Often, the team begins problem solving by brainstorming an exhaustive list of possible factors to consider. Then, the team must decide which ones to pursue first. The probability of the team selecting even one factor correctly the first time, let alone all of them, is quite low. Typically, they pursue a first set of factors, discover they are non-critical, and try again.
通常,项目团队通过头脑风暴,列出一长串可能的原因(因子)。然后,他们必须决定哪些因子作为第一批进行验证。可是第一次选择因子的正确性是很低的。通常情况下,他们验证完第一批因子后发现不是关键因子,又得从下面的因子中选择一批进行验证。如果再不行,再继续。

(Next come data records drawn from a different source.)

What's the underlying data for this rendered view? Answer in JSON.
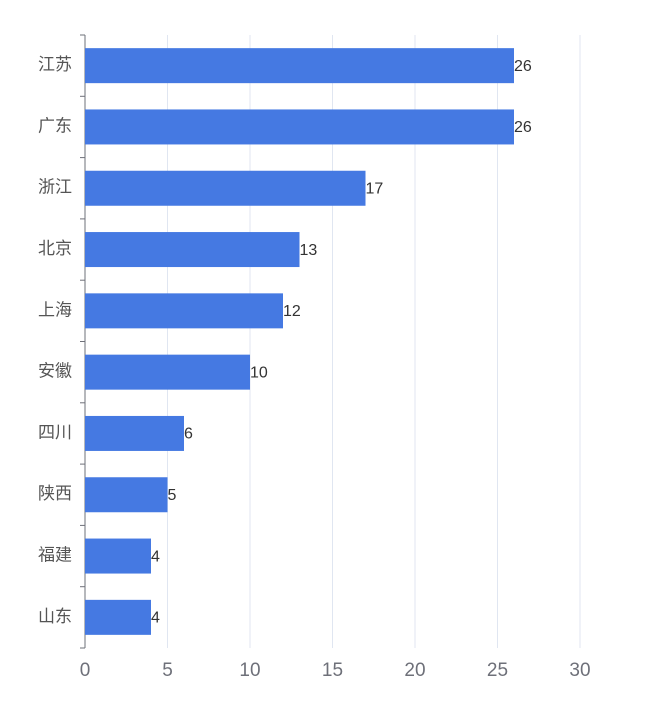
{
  "chart_data": {
    "type": "bar",
    "categories": [
      "江苏",
      "广东",
      "浙江",
      "北京",
      "上海",
      "安徽",
      "四川",
      "陕西",
      "福建",
      "山东"
    ],
    "values": [
      26,
      26,
      17,
      13,
      12,
      10,
      6,
      5,
      4,
      4
    ],
    "color": "#4579e2",
    "xlim": [
      0,
      30
    ],
    "xticks": [
      0,
      5,
      10,
      15,
      20,
      25,
      30
    ],
    "grid": true
  }
}
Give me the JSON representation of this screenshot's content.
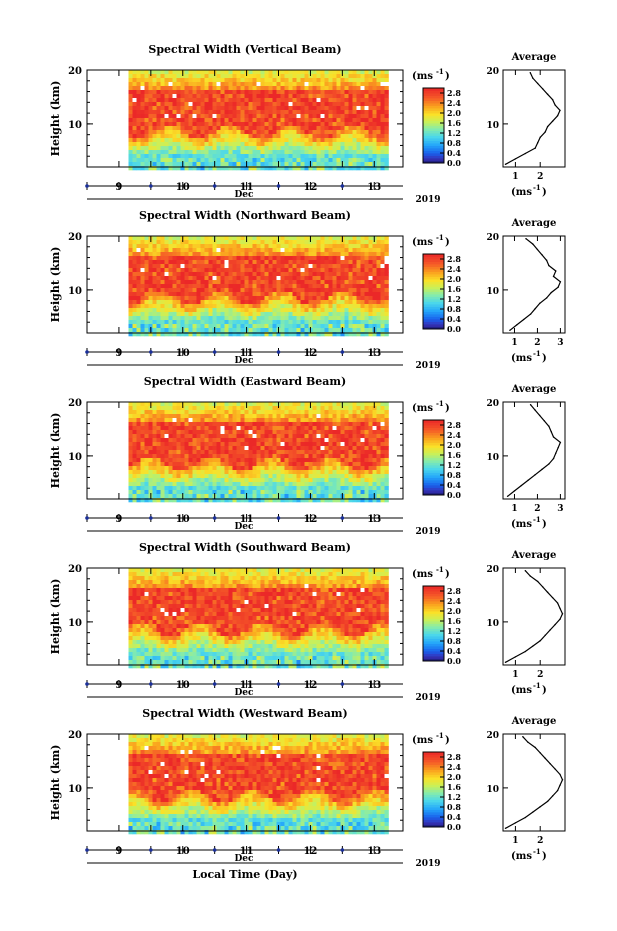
{
  "figure": {
    "bottom_xlabel": "Local Time (Day)"
  },
  "chart_data": [
    {
      "type": "heatmap",
      "title": "Spectral Width (Vertical Beam)",
      "ylabel": "Height (km)",
      "xlabel": "Dec",
      "year": "2019",
      "x_ticks": [
        "9",
        "10",
        "11",
        "12",
        "13"
      ],
      "x_range": [
        8.5,
        13.45
      ],
      "data_start_day": 9.15,
      "data_end_day": 13.2,
      "y_ticks": [
        "10",
        "20"
      ],
      "ylim": [
        2,
        20
      ],
      "colorbar": {
        "unit": "(ms-1)",
        "ticks": [
          "0.0",
          "0.4",
          "0.8",
          "1.2",
          "1.6",
          "2.0",
          "2.4",
          "2.8"
        ],
        "range": [
          0,
          3.0
        ]
      },
      "average_profile": {
        "title": "Average",
        "xlabel": "(ms-1)",
        "x_ticks": [
          "1",
          "2"
        ],
        "xlim": [
          0.5,
          3.0
        ],
        "height": [
          2.5,
          3.5,
          4.5,
          5.5,
          6.5,
          7.5,
          8.5,
          9.5,
          10.5,
          11.5,
          12.5,
          13.5,
          14.5,
          15.5,
          16.5,
          17.5,
          18.5,
          19.5
        ],
        "value": [
          0.6,
          1.0,
          1.4,
          1.8,
          1.9,
          2.0,
          2.2,
          2.3,
          2.5,
          2.7,
          2.8,
          2.6,
          2.5,
          2.3,
          2.1,
          1.9,
          1.7,
          1.6
        ]
      }
    },
    {
      "type": "heatmap",
      "title": "Spectral Width (Northward Beam)",
      "ylabel": "Height (km)",
      "xlabel": "Dec",
      "year": "2019",
      "x_ticks": [
        "9",
        "10",
        "11",
        "12",
        "13"
      ],
      "x_range": [
        8.5,
        13.45
      ],
      "data_start_day": 9.15,
      "data_end_day": 13.2,
      "y_ticks": [
        "10",
        "20"
      ],
      "ylim": [
        2,
        20
      ],
      "colorbar": {
        "unit": "(ms-1)",
        "ticks": [
          "0.0",
          "0.4",
          "0.8",
          "1.2",
          "1.6",
          "2.0",
          "2.4",
          "2.8"
        ],
        "range": [
          0,
          3.0
        ]
      },
      "average_profile": {
        "title": "Average",
        "xlabel": "(ms-1)",
        "x_ticks": [
          "1",
          "2",
          "3"
        ],
        "xlim": [
          0.5,
          3.2
        ],
        "height": [
          2.5,
          3.5,
          4.5,
          5.5,
          6.5,
          7.5,
          8.5,
          9.5,
          10.5,
          11.5,
          12.5,
          13.5,
          14.5,
          15.5,
          16.5,
          17.5,
          18.5,
          19.5
        ],
        "value": [
          0.8,
          1.1,
          1.4,
          1.7,
          1.9,
          2.1,
          2.4,
          2.6,
          2.9,
          3.0,
          2.7,
          2.8,
          2.5,
          2.4,
          2.2,
          2.0,
          1.8,
          1.5
        ]
      }
    },
    {
      "type": "heatmap",
      "title": "Spectral Width (Eastward Beam)",
      "ylabel": "Height (km)",
      "xlabel": "Dec",
      "year": "2019",
      "x_ticks": [
        "9",
        "10",
        "11",
        "12",
        "13"
      ],
      "x_range": [
        8.5,
        13.45
      ],
      "data_start_day": 9.15,
      "data_end_day": 13.2,
      "y_ticks": [
        "10",
        "20"
      ],
      "ylim": [
        2,
        20
      ],
      "colorbar": {
        "unit": "(ms-1)",
        "ticks": [
          "0.0",
          "0.4",
          "0.8",
          "1.2",
          "1.6",
          "2.0",
          "2.4",
          "2.8"
        ],
        "range": [
          0,
          3.0
        ]
      },
      "average_profile": {
        "title": "Average",
        "xlabel": "(ms-1)",
        "x_ticks": [
          "1",
          "2",
          "3"
        ],
        "xlim": [
          0.5,
          3.2
        ],
        "height": [
          2.5,
          3.5,
          4.5,
          5.5,
          6.5,
          7.5,
          8.5,
          9.5,
          10.5,
          11.5,
          12.5,
          13.5,
          14.5,
          15.5,
          16.5,
          17.5,
          18.5,
          19.5
        ],
        "value": [
          0.7,
          1.0,
          1.3,
          1.6,
          1.9,
          2.2,
          2.5,
          2.7,
          2.8,
          2.9,
          3.0,
          2.7,
          2.6,
          2.5,
          2.3,
          2.1,
          1.9,
          1.7
        ]
      }
    },
    {
      "type": "heatmap",
      "title": "Spectral Width (Southward Beam)",
      "ylabel": "Height (km)",
      "xlabel": "Dec",
      "year": "2019",
      "x_ticks": [
        "9",
        "10",
        "11",
        "12",
        "13"
      ],
      "x_range": [
        8.5,
        13.45
      ],
      "data_start_day": 9.15,
      "data_end_day": 13.2,
      "y_ticks": [
        "10",
        "20"
      ],
      "ylim": [
        2,
        20
      ],
      "colorbar": {
        "unit": "(ms-1)",
        "ticks": [
          "0.0",
          "0.4",
          "0.8",
          "1.2",
          "1.6",
          "2.0",
          "2.4",
          "2.8"
        ],
        "range": [
          0,
          3.0
        ]
      },
      "average_profile": {
        "title": "Average",
        "xlabel": "(ms-1)",
        "x_ticks": [
          "1",
          "2"
        ],
        "xlim": [
          0.5,
          3.0
        ],
        "height": [
          2.5,
          3.5,
          4.5,
          5.5,
          6.5,
          7.5,
          8.5,
          9.5,
          10.5,
          11.5,
          12.5,
          13.5,
          14.5,
          15.5,
          16.5,
          17.5,
          18.5,
          19.5
        ],
        "value": [
          0.6,
          1.0,
          1.4,
          1.7,
          2.0,
          2.2,
          2.4,
          2.6,
          2.8,
          2.9,
          2.8,
          2.7,
          2.5,
          2.3,
          2.1,
          1.9,
          1.6,
          1.4
        ]
      }
    },
    {
      "type": "heatmap",
      "title": "Spectral Width (Westward Beam)",
      "ylabel": "Height (km)",
      "xlabel": "Dec",
      "year": "2019",
      "x_ticks": [
        "9",
        "10",
        "11",
        "12",
        "13"
      ],
      "x_range": [
        8.5,
        13.45
      ],
      "data_start_day": 9.15,
      "data_end_day": 13.2,
      "y_ticks": [
        "10",
        "20"
      ],
      "ylim": [
        2,
        20
      ],
      "colorbar": {
        "unit": "(ms-1)",
        "ticks": [
          "0.0",
          "0.4",
          "0.8",
          "1.2",
          "1.6",
          "2.0",
          "2.4",
          "2.8"
        ],
        "range": [
          0,
          3.0
        ]
      },
      "average_profile": {
        "title": "Average",
        "xlabel": "(ms-1)",
        "x_ticks": [
          "1",
          "2"
        ],
        "xlim": [
          0.5,
          3.0
        ],
        "height": [
          2.5,
          3.5,
          4.5,
          5.5,
          6.5,
          7.5,
          8.5,
          9.5,
          10.5,
          11.5,
          12.5,
          13.5,
          14.5,
          15.5,
          16.5,
          17.5,
          18.5,
          19.5
        ],
        "value": [
          0.6,
          1.0,
          1.4,
          1.7,
          2.0,
          2.3,
          2.5,
          2.7,
          2.8,
          2.9,
          2.8,
          2.6,
          2.4,
          2.2,
          2.0,
          1.8,
          1.5,
          1.3
        ]
      }
    }
  ]
}
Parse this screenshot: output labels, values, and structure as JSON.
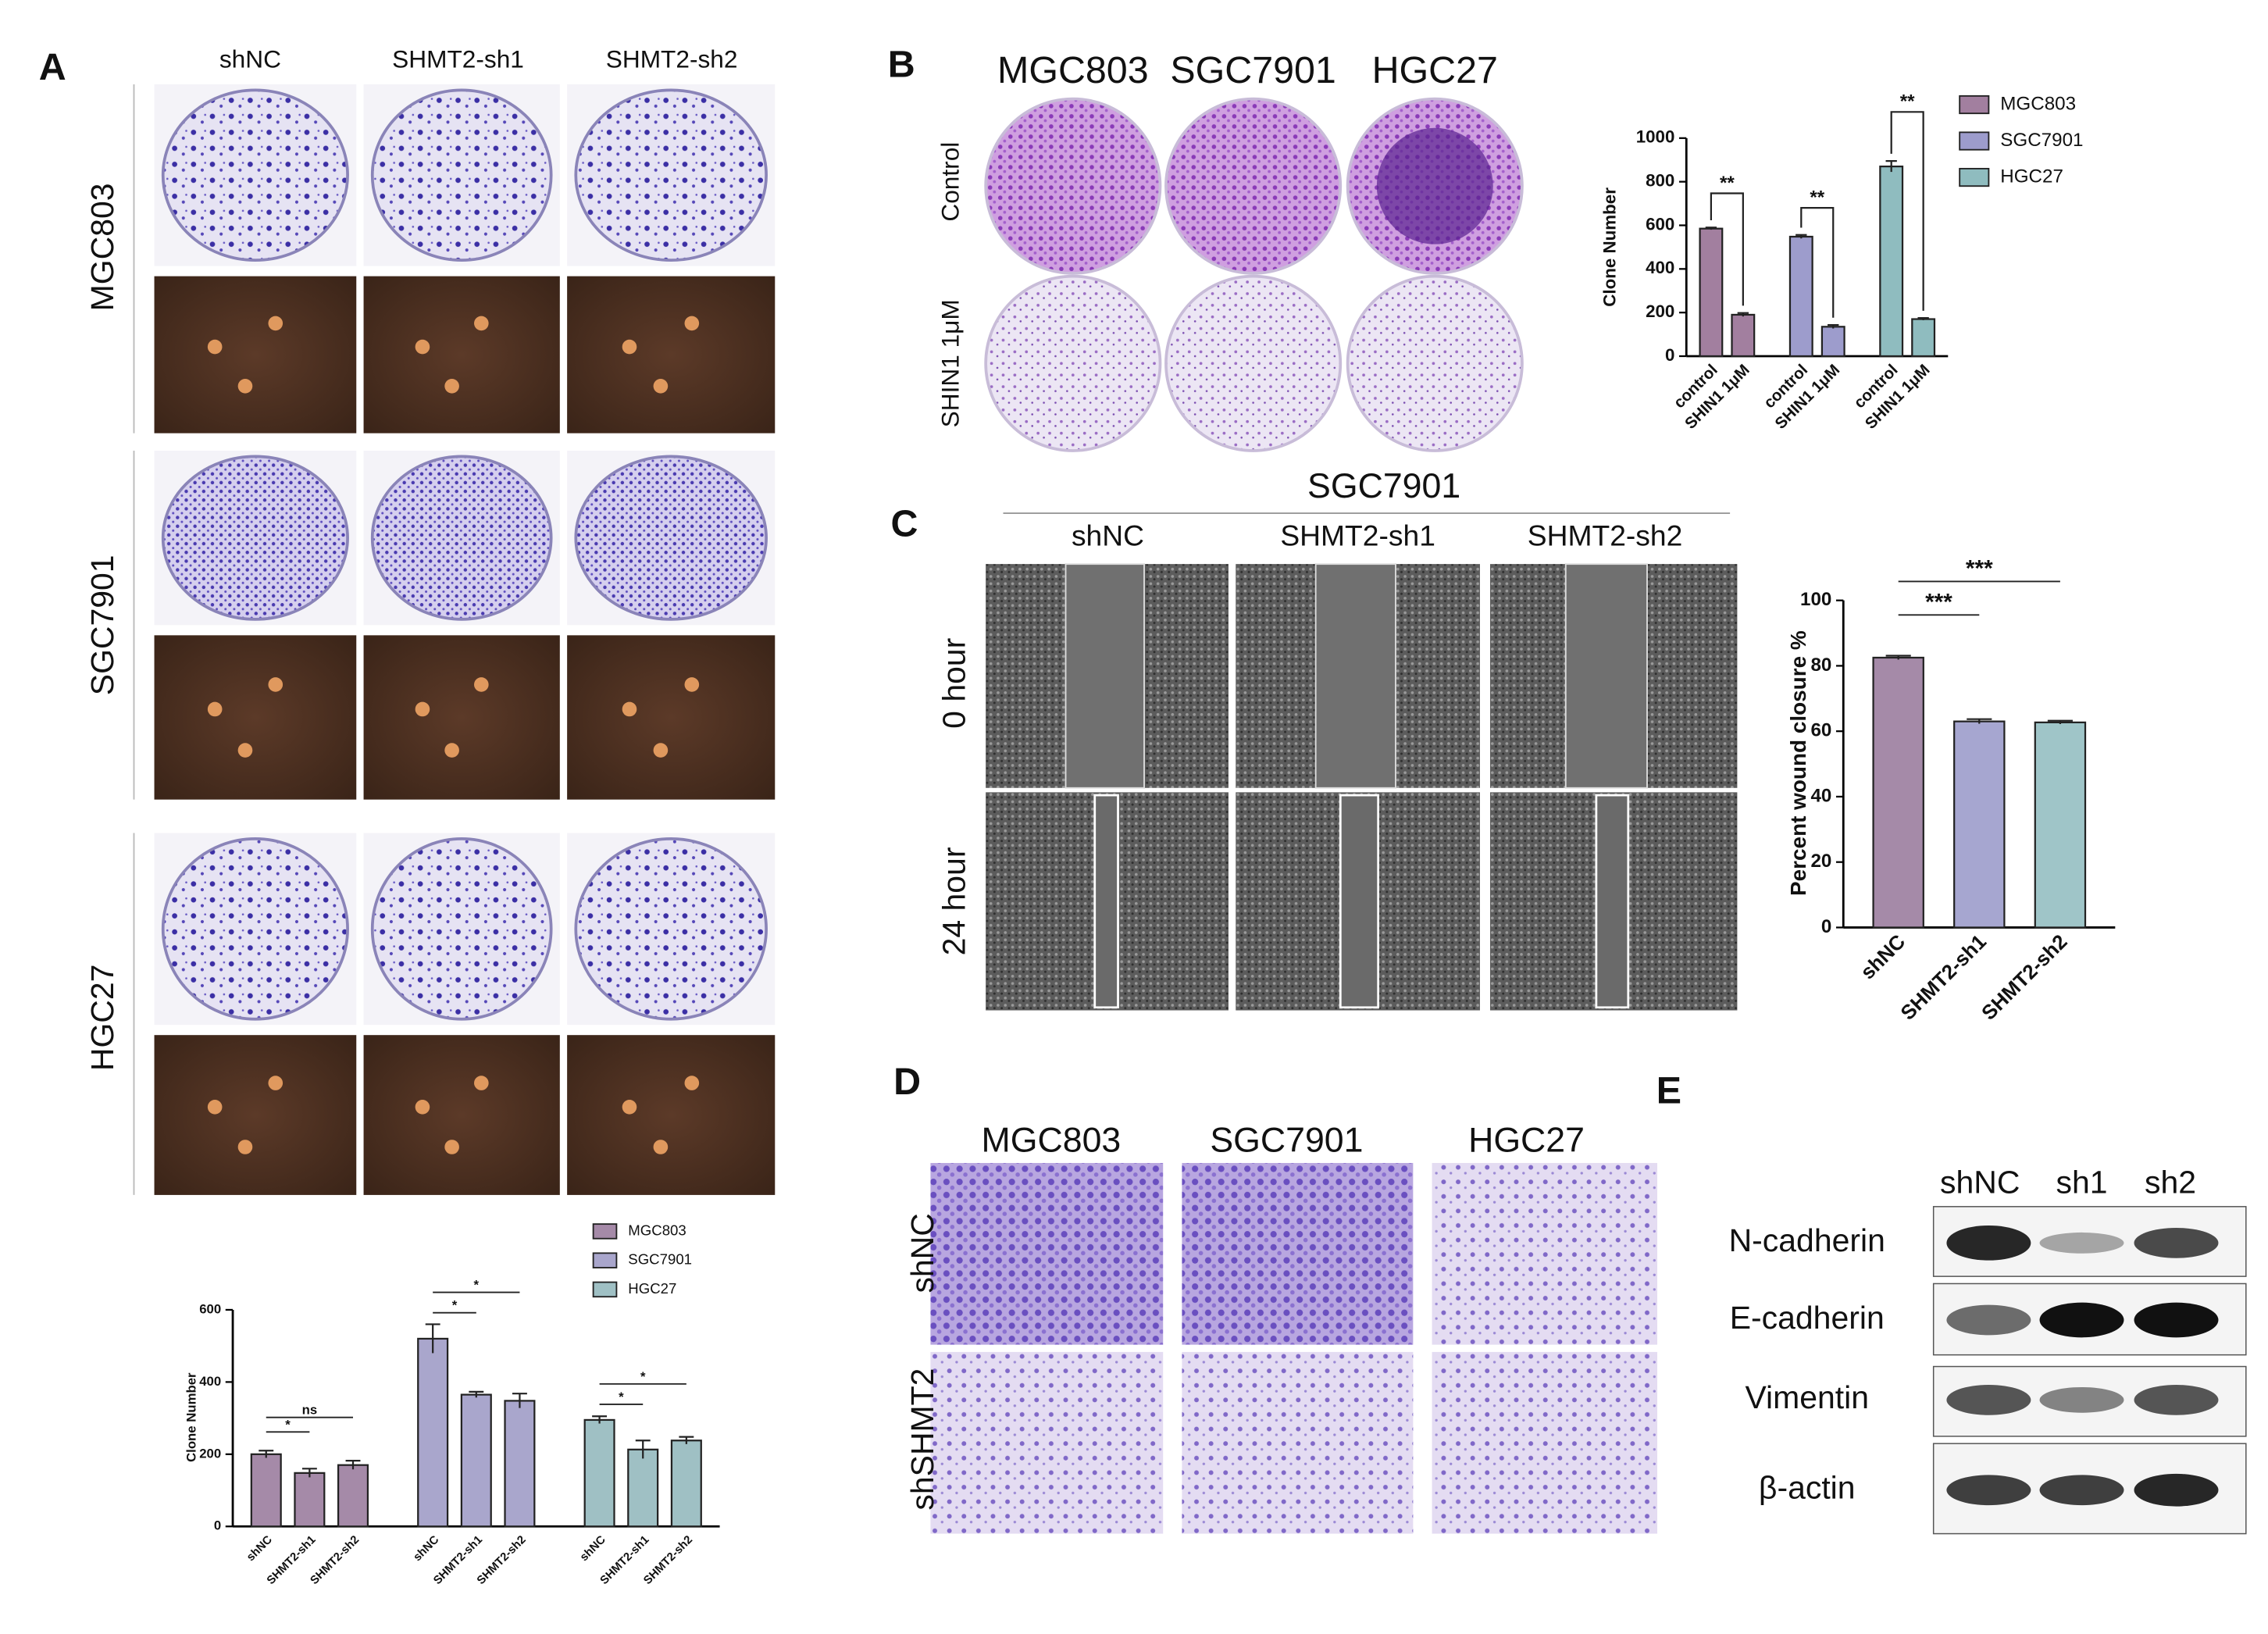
{
  "figure": {
    "panel_labels": [
      "A",
      "B",
      "C",
      "D",
      "E"
    ],
    "A": {
      "columns": [
        "shNC",
        "SHMT2-sh1",
        "SHMT2-sh2"
      ],
      "rows": [
        "MGC803",
        "SGC7901",
        "HGC27"
      ]
    },
    "B": {
      "columns": [
        "MGC803",
        "SGC7901",
        "HGC27"
      ],
      "rows": [
        "Control",
        "SHIN1 1μM"
      ]
    },
    "C": {
      "title": "SGC7901",
      "columns": [
        "shNC",
        "SHMT2-sh1",
        "SHMT2-sh2"
      ],
      "rows": [
        "0 hour",
        "24 hour"
      ]
    },
    "D": {
      "columns": [
        "MGC803",
        "SGC7901",
        "HGC27"
      ],
      "rows": [
        "shNC",
        "shSHMT2"
      ]
    },
    "E": {
      "columns": [
        "shNC",
        "sh1",
        "sh2"
      ],
      "rows": [
        "N-cadherin",
        "E-cadherin",
        "Vimentin",
        "β-actin"
      ]
    }
  },
  "chart_data": [
    {
      "type": "bar",
      "ylabel": "Clone Number",
      "categories": [
        "shNC",
        "SHMT2-sh1",
        "SHMT2-sh2",
        "shNC",
        "SHMT2-sh1",
        "SHMT2-sh2",
        "shNC",
        "SHMT2-sh1",
        "SHMT2-sh2"
      ],
      "series": [
        {
          "name": "MGC803",
          "color": "#a58aa8",
          "values": [
            200,
            148,
            170,
            null,
            null,
            null,
            null,
            null,
            null
          ],
          "errors": [
            10,
            12,
            12,
            null,
            null,
            null,
            null,
            null,
            null
          ]
        },
        {
          "name": "SGC7901",
          "color": "#a9a6cc",
          "values": [
            null,
            null,
            null,
            520,
            365,
            348,
            null,
            null,
            null
          ],
          "errors": [
            null,
            null,
            null,
            40,
            8,
            20,
            null,
            null,
            null
          ]
        },
        {
          "name": "HGC27",
          "color": "#9fc0c4",
          "values": [
            null,
            null,
            null,
            null,
            null,
            null,
            295,
            213,
            238
          ],
          "errors": [
            null,
            null,
            null,
            null,
            null,
            null,
            10,
            25,
            10
          ]
        }
      ],
      "ylim": [
        0,
        600
      ],
      "yticks": [
        0,
        200,
        400,
        600
      ],
      "annotations": [
        "*",
        "ns",
        "*",
        "*",
        "*",
        "*"
      ]
    },
    {
      "type": "bar",
      "ylabel": "Clone Number",
      "categories": [
        "control",
        "SHIN1 1μM",
        "control",
        "SHIN1 1μM",
        "control",
        "SHIN1 1μM"
      ],
      "series": [
        {
          "name": "MGC803",
          "color": "#a27f9f",
          "values": [
            585,
            190,
            null,
            null,
            null,
            null
          ],
          "errors": [
            5,
            8,
            null,
            null,
            null,
            null
          ]
        },
        {
          "name": "SGC7901",
          "color": "#9d9ccc",
          "values": [
            null,
            null,
            548,
            135,
            null,
            null
          ],
          "errors": [
            null,
            null,
            8,
            8,
            null,
            null
          ]
        },
        {
          "name": "HGC27",
          "color": "#8fbcbf",
          "values": [
            null,
            null,
            null,
            null,
            870,
            170
          ],
          "errors": [
            null,
            null,
            null,
            null,
            25,
            5
          ]
        }
      ],
      "ylim": [
        0,
        1000
      ],
      "yticks": [
        0,
        200,
        400,
        600,
        800,
        1000
      ],
      "annotations": [
        "**",
        "**",
        "**"
      ]
    },
    {
      "type": "bar",
      "ylabel": "Percent wound closure %",
      "categories": [
        "shNC",
        "SHMT2-sh1",
        "SHMT2-sh2"
      ],
      "values": [
        82.5,
        63,
        62.7
      ],
      "errors": [
        0.6,
        0.7,
        0.5
      ],
      "colors": [
        "#a58aa8",
        "#a6a6d0",
        "#9fc5c8"
      ],
      "ylim": [
        0,
        100
      ],
      "yticks": [
        0,
        20,
        40,
        60,
        80,
        100
      ],
      "annotations": [
        "***",
        "***"
      ]
    }
  ]
}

Eventually, the team discovers a critical factor. Then, they must decide whether to keep searching for other root causes, or to stop work on this problem, declare victory and go on to another problem. The irony in this approach is that while the foundation of Six Sigma is data-based decision making, project teams may make their initial decision – which factors to pursue first – without the benefit of data.
最后,他们找到了一个关键因子。这时他们需要做一个决定,是继续寻找其他的关键因子,还是结束这个问题,宣布胜利。具有讽刺意义的是,六西格玛的决策是基于数据基础的,他们的这个决定并没有有效的数据支持。
An analogy using plain and peanut M&M’s might be helpful. Peanut M&M’s represent the critical factors, while plain M&M’s are the non-critical factors. When a team approaches a new problem, it is like having just one, two or three peanut M&M’s hiding in a candy dish full of plain M&M’s. Brainstorming possible root causes and choosing from the list is like blindly sampling the candies with a spoon. It usually takes several spoonfuls to find one peanut candy, and many more spoonfuls to find them all.
为了更好的说明,我们使用M&M 的花生巧克力举个例子。花生巧克力代表关键因子,普通巧克力代表非关键因子。项目成员需要解决这样一个问题,从装满了普通巧克力的盘子里找出一个,两个或三个花生巧克力。而头脑风暴的结果是这样子的,他们使用一个勺子盲目的从盘子里勺出一些巧克力来寻找花生口味的。通常情况下需要勺几勺才能找到一个,剩下的需要更多勺来寻找。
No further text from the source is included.